Per beneficiare del fondo di solidarietà per i mutui prima casa i mutuatari, tramite gli istituti di credito o gli intermediari finanziari, devono ottenere il nulla osta da parte della Consap, la Concessionaria servizi assicurativi pubblici nonché la società del Mef che gestisce il fondo. La richiesta si inoltra telematicamente, attraverso la moduliststica disponibile sul sito del Ministero del Tesoro e della Consap.

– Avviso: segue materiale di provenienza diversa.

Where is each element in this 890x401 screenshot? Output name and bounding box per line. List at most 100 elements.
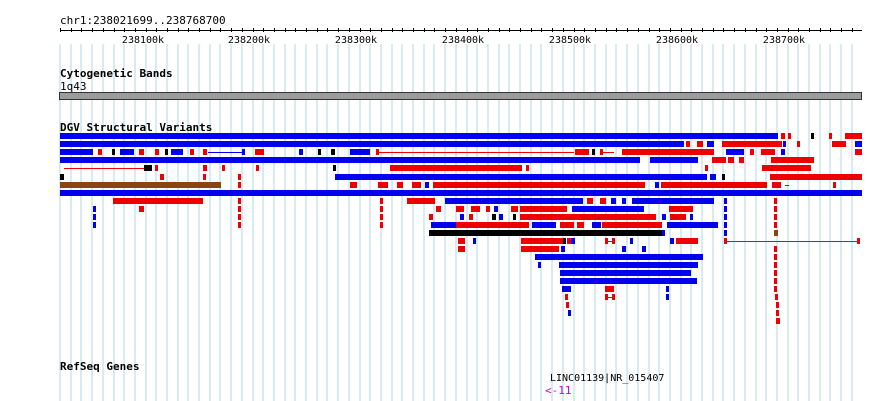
dgv-loss-variant[interactable] xyxy=(845,133,862,139)
dgv-loss-variant[interactable] xyxy=(724,241,859,242)
dgv-loss-variant[interactable] xyxy=(774,270,777,276)
dgv-gain-variant[interactable] xyxy=(93,206,96,212)
dgv-gain-variant[interactable] xyxy=(630,238,633,244)
dgv-loss-variant[interactable] xyxy=(697,141,703,147)
dgv-gain-variant[interactable] xyxy=(560,270,691,276)
dgv-complex-variant[interactable] xyxy=(513,214,516,220)
dgv-loss-variant[interactable] xyxy=(832,141,846,147)
dgv-loss-variant[interactable] xyxy=(238,174,241,180)
dgv-gain-variant[interactable] xyxy=(670,238,674,244)
dgv-loss-variant[interactable] xyxy=(661,182,767,188)
dgv-loss-variant[interactable] xyxy=(255,149,264,155)
dgv-loss-variant[interactable] xyxy=(565,294,568,300)
dgv-loss-variant[interactable] xyxy=(774,246,777,252)
dgv-loss-variant[interactable] xyxy=(380,206,383,212)
dgv-loss-variant[interactable] xyxy=(776,318,780,324)
gene-feature-linc01139[interactable]: <-11 xyxy=(545,384,572,397)
dgv-loss-variant[interactable] xyxy=(577,222,584,228)
dgv-loss-variant[interactable] xyxy=(486,206,490,212)
dgv-gain-variant[interactable] xyxy=(60,133,778,139)
dgv-loss-variant[interactable] xyxy=(705,165,708,171)
dgv-loss-variant[interactable] xyxy=(469,214,473,220)
dgv-complex-variant[interactable] xyxy=(563,238,566,244)
dgv-gain-variant[interactable] xyxy=(568,310,571,316)
dgv-loss-variant[interactable] xyxy=(471,206,480,212)
dgv-loss-variant[interactable] xyxy=(775,294,778,300)
dgv-gain-variant[interactable] xyxy=(622,246,626,252)
dgv-loss-variant[interactable] xyxy=(605,297,615,298)
dgv-loss-variant[interactable] xyxy=(256,165,259,171)
dgv-loss-variant[interactable] xyxy=(407,198,435,204)
dgv-gain-variant[interactable] xyxy=(632,198,714,204)
dgv-gain-variant[interactable] xyxy=(622,198,626,204)
dgv-loss-variant[interactable] xyxy=(612,294,615,300)
dgv-loss-variant[interactable] xyxy=(785,185,789,186)
dgv-loss-variant[interactable] xyxy=(238,222,241,228)
dgv-gain-variant[interactable] xyxy=(724,230,727,236)
dgv-gain-variant[interactable] xyxy=(208,152,242,153)
dgv-loss-variant[interactable] xyxy=(560,222,574,228)
dgv-gain-variant[interactable] xyxy=(559,262,698,268)
dgv-loss-variant[interactable] xyxy=(722,141,782,147)
dgv-loss-variant[interactable] xyxy=(774,286,777,292)
dgv-loss-variant[interactable] xyxy=(605,286,614,292)
dgv-gain-variant[interactable] xyxy=(299,149,303,155)
dgv-complex-variant[interactable] xyxy=(333,165,336,171)
dgv-gain-variant[interactable] xyxy=(781,149,785,155)
dgv-loss-variant[interactable] xyxy=(520,206,567,212)
dgv-gain-variant[interactable] xyxy=(60,149,93,155)
dgv-gain-variant[interactable] xyxy=(655,182,659,188)
dgv-loss-variant[interactable] xyxy=(380,222,383,228)
dgv-loss-variant[interactable] xyxy=(833,182,836,188)
dgv-gain-variant[interactable] xyxy=(666,294,669,300)
dgv-loss-variant[interactable] xyxy=(238,182,241,188)
dgv-loss-variant[interactable] xyxy=(774,206,777,212)
dgv-gain-variant[interactable] xyxy=(642,246,646,252)
dgv-loss-variant[interactable] xyxy=(728,157,734,163)
dgv-loss-variant[interactable] xyxy=(139,206,144,212)
dgv-inversion-variant[interactable] xyxy=(60,182,221,188)
dgv-complex-variant[interactable] xyxy=(331,149,335,155)
dgv-gain-variant[interactable] xyxy=(662,214,666,220)
dgv-complex-variant[interactable] xyxy=(492,214,496,220)
dgv-loss-variant[interactable] xyxy=(238,198,241,204)
dgv-gain-variant[interactable] xyxy=(650,157,698,163)
dgv-gain-variant[interactable] xyxy=(562,286,571,292)
dgv-gain-variant[interactable] xyxy=(120,149,134,155)
dgv-gain-variant[interactable] xyxy=(350,149,370,155)
dgv-gain-variant[interactable] xyxy=(572,206,644,212)
dgv-gain-variant[interactable] xyxy=(242,149,245,155)
dgv-complex-variant[interactable] xyxy=(165,149,168,155)
dgv-loss-variant[interactable] xyxy=(776,302,779,308)
dgv-loss-variant[interactable] xyxy=(774,254,777,260)
dgv-gain-variant[interactable] xyxy=(666,286,669,292)
dgv-loss-variant[interactable] xyxy=(575,149,589,155)
dgv-gain-variant[interactable] xyxy=(425,182,429,188)
dgv-gain-variant[interactable] xyxy=(460,214,464,220)
dgv-gain-variant[interactable] xyxy=(335,174,707,180)
dgv-loss-variant[interactable] xyxy=(686,141,690,147)
dgv-complex-variant[interactable] xyxy=(144,165,152,171)
dgv-gain-variant[interactable] xyxy=(538,262,541,268)
dgv-gain-variant[interactable] xyxy=(60,157,640,163)
dgv-gain-variant[interactable] xyxy=(60,190,862,196)
dgv-loss-variant[interactable] xyxy=(676,238,698,244)
dgv-loss-variant[interactable] xyxy=(350,182,357,188)
dgv-loss-variant[interactable] xyxy=(770,174,862,180)
dgv-gain-variant[interactable] xyxy=(532,222,556,228)
dgv-gain-variant[interactable] xyxy=(445,198,583,204)
dgv-loss-variant[interactable] xyxy=(587,198,593,204)
dgv-loss-variant[interactable] xyxy=(376,152,574,153)
dgv-loss-variant[interactable] xyxy=(456,206,464,212)
dgv-loss-variant[interactable] xyxy=(520,214,656,220)
dgv-loss-variant[interactable] xyxy=(761,149,775,155)
dgv-loss-variant[interactable] xyxy=(203,174,206,180)
dgv-loss-variant[interactable] xyxy=(612,238,615,244)
cytoband-1q43[interactable] xyxy=(59,92,862,100)
dgv-gain-variant[interactable] xyxy=(724,222,727,228)
dgv-complex-variant[interactable] xyxy=(811,133,814,139)
dgv-gain-variant[interactable] xyxy=(724,206,727,212)
dgv-inversion-variant[interactable] xyxy=(774,230,778,236)
dgv-loss-variant[interactable] xyxy=(238,206,241,212)
dgv-loss-variant[interactable] xyxy=(774,198,777,204)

Accanto al rifinanziamento sono stati introdotti nuovi criteri per accedere al provvedimento sospensorio delle rate. I nuovi criteri stabiliscono che le banche possono accettare la richiesta di sospensione in caso di licenziamento da lavoro di tipo subordinato nei tre anni precedenti la richiesta stessa, ad esclusione dei casi di licenziamento per giusta causa. Rientrano nei criteri stabiliti, oltre ai casi di licenziamento, la morte e il riconoscimento di handicap o invalidità superiore all'ottanta percento.